A Castle Tour to Remember: Fumone

Ever arrive at a hotel or bed and breakfast and immediately regret making the reservation? We had a close call like that when trying to cram in lots of research into a short amount of time.

The research subject was Pope Celestine V—you’ve seen his name on this blog before. He resigned as pope in 1294, and was promptly taken prisoner by his successor, Pope Boniface VIII, to prevent Celestine’s friends from claiming that his resignation was coerced. (I don’t believe it was.) Boniface sent the former pope to the castle of Fumone, on a hilltop two hours north of Naples, where he died in 1296.

We phoned the day before our visit, and a man with a fine command of the English language assured us there were tours available in English, and even overnight accommodations. As our travel times were uncertain, we decided to play it loose and didn’t reserve a room.
Fumone’s hilltop fortress, between Rome and Naples.

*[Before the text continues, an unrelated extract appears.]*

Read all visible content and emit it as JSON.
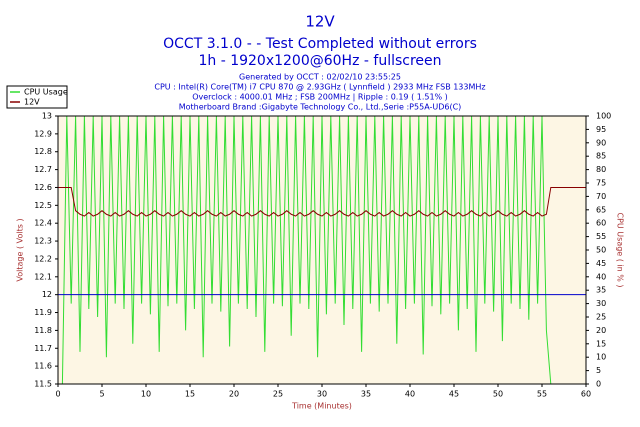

Fumone is a spectacular sample of a medieval hilltop fortress, with parking outside the walls, and narrow twisting cobblestone streets.  We parked and walked through the gates in mid-afternoon, eager to find the castle inside the fortress, and begin our tour. We enjoyed wandering through the streets, but could not find the castle entrance, nor any real help finding it, because the
town was pretty deserted.

Darkness was falling by the time we knocked—and waited—at the castle door. It looked like no one was home, but after a few minutes a light came on, and a young man of Pakistani or maybe Indian origin opened the door. When we explained we wanted a tour in English, he reluctantly invited us to step into the entryway, then yelled up the stairs to an older man of similar origin, in a language we did not understand. They argued, apparently about who would be stuck showing us around, and the older man lost, so off we went with him. He turned lights off as we left the entry, and lights on as we came to each new room, so it seemed that whatever room we were in was the only lighted room in the castle. A little eerie.

As our guide began to describe…  ?? What was he saying? We came to realize he was speaking English, but with his thick south Asian accent, pretty much everything required two or three repetitions for us to understand. Our first stop was the chapel built adjacent to the “cell” where Pope Celestine spent his last months. The chapel was built at a later date, from the room which housed Celestine’s companions during his imprisonment. On the chapel wall hangs a shadowbox style reliquary containing relics of various saints and holy objects, and in true Roman Catholic style, it contains a relic of Celestine himself—a tooth.

Then, in dramatic tones our guide says there is another very sad story connected to the castle’s history, and it is difficult for some people. Are we sure we want to see it? Yes?  He leads us to another room with a portrait on the wall of a mother and child. This woman and her husband had only daughters, and prayed for a son. They were overjoyed when their prayer was answered, but their daughters knew very well that their brother would inherit all the family’s wealth. They poisoned their brother. But the mother, unable to part with her son, kept his body preserved (we are directed to look at a closed cabinet) so she could always be
near him. Inside the cupboard we are shown a glass case holding said child, and his little wardrobe of clothes and toys stored with him.

Then there is the virgin’s well…. I’m just going to let you read about that on the castle’s website here: http://www.castellodifumone.it/italy/arx/pozzo2.htm

We no longer had any interest in lodging at the castle, even though lodging at castles is always an enthralling prospect for me. No, we completed the tour, made our way down the hill in the dark, and were glad to find a room at a dreary, cold hotel a few miles away.